Systemic pesticide that isn't imidicloprid?

Messages
1,674
Reaction score
3,615
Location
Eastern MA
USDA Zone
6B
I like the birds and the bees being alive so I don't want to use imidicloprid. I'm curious if there's something a bit less scorch-the-earth out there or if spraying with malathion / BT's / etc is the path?
 
Is any general insecticide actually bee safe? I've seen acephate in the stores since imidacloprid is going to be banned in MA this year, but it also hurts bees. Maybe you can time your treatments for after your trees flower so the bees would have no interest in them at that point.
 
Is any general insecticide actually bee safe? I've seen acephate in the stores since imidacloprid is going to be banned in MA this year, but it also hurts bees. Maybe you can time your treatments for after your trees flower so the bees would have no interest in them at that point.

That seems to be the general advice. I THINK that malathion when applied via foliar application washes off quickly enough that it's not as major of a concern as having a plant that is essentially made entirely of poison, on the inside.
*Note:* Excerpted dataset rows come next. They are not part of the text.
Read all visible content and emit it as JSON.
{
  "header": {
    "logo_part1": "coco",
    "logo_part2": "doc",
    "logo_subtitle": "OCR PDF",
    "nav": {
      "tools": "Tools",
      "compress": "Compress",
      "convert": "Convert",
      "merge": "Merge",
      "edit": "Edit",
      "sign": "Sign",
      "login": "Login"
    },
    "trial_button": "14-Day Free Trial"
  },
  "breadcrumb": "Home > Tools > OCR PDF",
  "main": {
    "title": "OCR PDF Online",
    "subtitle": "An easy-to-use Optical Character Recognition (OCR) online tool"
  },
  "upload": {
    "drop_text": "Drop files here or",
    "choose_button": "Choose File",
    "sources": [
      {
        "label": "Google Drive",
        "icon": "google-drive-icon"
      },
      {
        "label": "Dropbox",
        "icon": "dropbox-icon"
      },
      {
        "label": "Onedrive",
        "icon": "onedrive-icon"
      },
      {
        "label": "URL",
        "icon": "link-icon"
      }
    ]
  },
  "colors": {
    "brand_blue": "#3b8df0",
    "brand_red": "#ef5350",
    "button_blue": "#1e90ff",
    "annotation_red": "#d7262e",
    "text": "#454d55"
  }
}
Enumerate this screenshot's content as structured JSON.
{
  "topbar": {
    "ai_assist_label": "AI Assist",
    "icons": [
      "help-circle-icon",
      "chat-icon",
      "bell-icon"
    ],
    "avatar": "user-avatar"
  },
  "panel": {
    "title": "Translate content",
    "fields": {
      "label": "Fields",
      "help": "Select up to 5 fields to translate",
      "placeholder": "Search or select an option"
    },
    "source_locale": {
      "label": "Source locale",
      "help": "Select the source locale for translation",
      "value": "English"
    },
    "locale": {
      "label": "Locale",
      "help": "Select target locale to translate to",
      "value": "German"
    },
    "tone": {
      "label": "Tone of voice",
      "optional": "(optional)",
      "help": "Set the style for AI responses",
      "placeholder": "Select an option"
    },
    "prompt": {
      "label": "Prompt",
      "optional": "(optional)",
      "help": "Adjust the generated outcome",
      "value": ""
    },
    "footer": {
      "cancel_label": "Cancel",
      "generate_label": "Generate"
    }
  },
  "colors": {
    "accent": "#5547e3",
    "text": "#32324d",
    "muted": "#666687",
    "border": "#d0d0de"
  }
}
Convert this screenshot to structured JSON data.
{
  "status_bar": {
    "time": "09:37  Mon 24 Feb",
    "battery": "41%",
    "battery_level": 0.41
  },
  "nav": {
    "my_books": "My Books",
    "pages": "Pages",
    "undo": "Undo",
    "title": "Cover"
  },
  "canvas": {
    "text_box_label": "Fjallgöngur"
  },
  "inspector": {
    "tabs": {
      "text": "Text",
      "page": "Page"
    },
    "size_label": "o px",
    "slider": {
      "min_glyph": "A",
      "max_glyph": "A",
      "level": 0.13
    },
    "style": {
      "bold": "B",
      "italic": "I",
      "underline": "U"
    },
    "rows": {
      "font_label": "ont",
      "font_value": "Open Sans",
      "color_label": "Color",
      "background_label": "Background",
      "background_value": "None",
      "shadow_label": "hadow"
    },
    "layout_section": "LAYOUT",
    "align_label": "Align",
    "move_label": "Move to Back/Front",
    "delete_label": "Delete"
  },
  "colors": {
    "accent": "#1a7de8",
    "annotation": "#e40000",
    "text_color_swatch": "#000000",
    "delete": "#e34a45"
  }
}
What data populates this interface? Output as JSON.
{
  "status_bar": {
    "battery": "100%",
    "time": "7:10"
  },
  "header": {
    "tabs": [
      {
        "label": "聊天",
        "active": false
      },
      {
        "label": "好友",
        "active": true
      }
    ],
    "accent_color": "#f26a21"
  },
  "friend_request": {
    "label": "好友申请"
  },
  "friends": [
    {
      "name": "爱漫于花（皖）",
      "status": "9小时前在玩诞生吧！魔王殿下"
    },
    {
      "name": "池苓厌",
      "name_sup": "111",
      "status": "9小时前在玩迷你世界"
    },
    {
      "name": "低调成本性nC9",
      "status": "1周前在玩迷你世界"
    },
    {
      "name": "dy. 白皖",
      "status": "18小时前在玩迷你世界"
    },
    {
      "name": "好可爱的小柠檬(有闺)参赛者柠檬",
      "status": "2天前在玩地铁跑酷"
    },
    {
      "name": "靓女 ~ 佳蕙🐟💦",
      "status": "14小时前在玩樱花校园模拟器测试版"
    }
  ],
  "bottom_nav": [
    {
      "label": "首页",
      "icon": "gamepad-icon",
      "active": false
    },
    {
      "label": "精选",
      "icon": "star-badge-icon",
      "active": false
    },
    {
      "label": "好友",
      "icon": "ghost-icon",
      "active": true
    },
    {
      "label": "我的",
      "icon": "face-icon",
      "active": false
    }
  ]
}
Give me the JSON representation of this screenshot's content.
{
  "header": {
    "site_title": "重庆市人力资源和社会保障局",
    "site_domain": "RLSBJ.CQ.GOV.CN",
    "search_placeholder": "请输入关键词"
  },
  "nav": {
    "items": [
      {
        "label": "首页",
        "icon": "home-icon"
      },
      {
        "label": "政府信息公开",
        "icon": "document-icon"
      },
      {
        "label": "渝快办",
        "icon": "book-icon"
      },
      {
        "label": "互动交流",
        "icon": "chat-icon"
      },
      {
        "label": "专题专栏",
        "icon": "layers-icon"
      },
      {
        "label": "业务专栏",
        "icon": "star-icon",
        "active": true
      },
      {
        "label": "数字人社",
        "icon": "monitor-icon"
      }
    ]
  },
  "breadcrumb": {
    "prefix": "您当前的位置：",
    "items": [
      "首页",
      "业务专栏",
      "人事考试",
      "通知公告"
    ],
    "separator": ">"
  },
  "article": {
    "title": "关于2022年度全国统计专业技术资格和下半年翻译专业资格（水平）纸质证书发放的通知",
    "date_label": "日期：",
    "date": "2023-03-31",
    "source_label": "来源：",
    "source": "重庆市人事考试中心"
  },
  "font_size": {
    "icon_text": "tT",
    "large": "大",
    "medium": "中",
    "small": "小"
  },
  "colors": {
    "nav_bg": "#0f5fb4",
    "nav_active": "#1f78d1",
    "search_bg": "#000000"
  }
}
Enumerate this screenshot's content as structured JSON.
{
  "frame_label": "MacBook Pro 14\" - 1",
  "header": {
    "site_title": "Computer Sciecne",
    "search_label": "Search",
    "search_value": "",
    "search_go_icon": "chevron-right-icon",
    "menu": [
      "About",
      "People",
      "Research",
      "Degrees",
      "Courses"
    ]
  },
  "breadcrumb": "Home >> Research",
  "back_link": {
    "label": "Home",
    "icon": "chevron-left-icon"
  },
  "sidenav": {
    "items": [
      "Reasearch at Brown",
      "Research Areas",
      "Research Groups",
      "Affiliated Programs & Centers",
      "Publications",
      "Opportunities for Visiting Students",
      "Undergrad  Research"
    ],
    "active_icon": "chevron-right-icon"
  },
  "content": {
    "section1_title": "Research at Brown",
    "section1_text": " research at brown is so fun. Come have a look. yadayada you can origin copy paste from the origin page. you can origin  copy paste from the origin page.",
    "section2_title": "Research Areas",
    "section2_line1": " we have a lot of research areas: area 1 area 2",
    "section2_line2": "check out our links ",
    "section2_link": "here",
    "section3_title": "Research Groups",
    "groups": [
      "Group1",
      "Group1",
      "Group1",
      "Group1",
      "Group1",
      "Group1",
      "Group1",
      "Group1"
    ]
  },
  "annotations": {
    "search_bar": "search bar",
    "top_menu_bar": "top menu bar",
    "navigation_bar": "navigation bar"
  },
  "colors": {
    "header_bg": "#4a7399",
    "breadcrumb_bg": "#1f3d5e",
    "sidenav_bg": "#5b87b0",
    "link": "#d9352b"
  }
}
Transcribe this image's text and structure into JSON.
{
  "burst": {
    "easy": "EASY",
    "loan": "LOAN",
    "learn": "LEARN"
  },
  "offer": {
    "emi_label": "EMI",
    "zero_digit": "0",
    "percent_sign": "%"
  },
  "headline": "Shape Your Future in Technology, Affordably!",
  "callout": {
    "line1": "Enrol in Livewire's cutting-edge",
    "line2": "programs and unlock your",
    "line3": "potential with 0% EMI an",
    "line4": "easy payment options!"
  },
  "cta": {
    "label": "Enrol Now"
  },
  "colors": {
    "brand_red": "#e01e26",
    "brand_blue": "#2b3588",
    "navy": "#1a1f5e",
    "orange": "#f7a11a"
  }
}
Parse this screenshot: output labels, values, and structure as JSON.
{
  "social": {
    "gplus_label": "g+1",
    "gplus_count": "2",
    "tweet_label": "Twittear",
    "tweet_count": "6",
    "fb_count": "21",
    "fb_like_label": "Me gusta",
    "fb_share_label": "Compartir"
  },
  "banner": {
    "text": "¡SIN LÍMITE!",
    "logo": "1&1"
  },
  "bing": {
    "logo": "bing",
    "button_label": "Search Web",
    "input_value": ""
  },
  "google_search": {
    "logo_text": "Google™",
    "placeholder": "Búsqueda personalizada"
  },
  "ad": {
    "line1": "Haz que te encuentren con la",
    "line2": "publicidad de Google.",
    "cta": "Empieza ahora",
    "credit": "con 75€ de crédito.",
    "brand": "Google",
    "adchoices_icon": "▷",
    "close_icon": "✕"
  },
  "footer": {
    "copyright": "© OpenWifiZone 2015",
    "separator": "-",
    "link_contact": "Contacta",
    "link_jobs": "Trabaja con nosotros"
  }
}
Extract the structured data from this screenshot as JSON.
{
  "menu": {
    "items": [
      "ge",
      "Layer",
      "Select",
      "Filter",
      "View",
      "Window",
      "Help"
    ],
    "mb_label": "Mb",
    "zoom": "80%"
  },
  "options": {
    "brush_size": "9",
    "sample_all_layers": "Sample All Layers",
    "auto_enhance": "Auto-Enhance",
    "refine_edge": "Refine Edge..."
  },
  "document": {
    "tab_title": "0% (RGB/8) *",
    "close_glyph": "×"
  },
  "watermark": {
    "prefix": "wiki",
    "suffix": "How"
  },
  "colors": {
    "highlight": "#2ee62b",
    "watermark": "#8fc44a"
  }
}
It's possible that there's no way around it if you want to ensure you keep the borers away...

I'd be curious if folks disagree that post-flowering is "safe enough", I'd really like to not Silent Spring my back yard. The water runoff from the pots doesn't really go anywhere all that important, habitat-wise.
 
That seems to be the general advice. I THINK that malathion when applied via foliar application washes off quickly enough that it's not as major of a concern as having a plant that is essentially made entirely of poison, on the inside.

It's possible that there's no way around it if you want to ensure you keep the borers away...

I'd be curious if folks disagree that post-flowering is "safe enough", I'd really like to not Silent Spring my back yard. The water runoff from the pots doesn't really go anywhere all that important, habitat-wise.
Often we concern ourselves over generalities, perhaps the actual degree of harm outweighs the benefits on occasion.
Indiscriminate use of pesticides is far different in scope from informed use and specific application with safeguards in place.
Sometimes the view is clearer when the lens is focussed! Not wishing to be obtuse, just the opposite actually!
Short answer, I think it is the best choice when used appropriately!
 
Often we concern ourselves over generalities, perhaps the actual degree of harm outweighs the benefits on occasion.
Indiscriminate use of pesticides is far different in scope from informed use and specific application with safeguards in place.
Sometimes the view is clearer when the lens is focussed! Not wishing to be obtuse, just the opposite actually!
Short answer, I think it is the best choice when used appropriately!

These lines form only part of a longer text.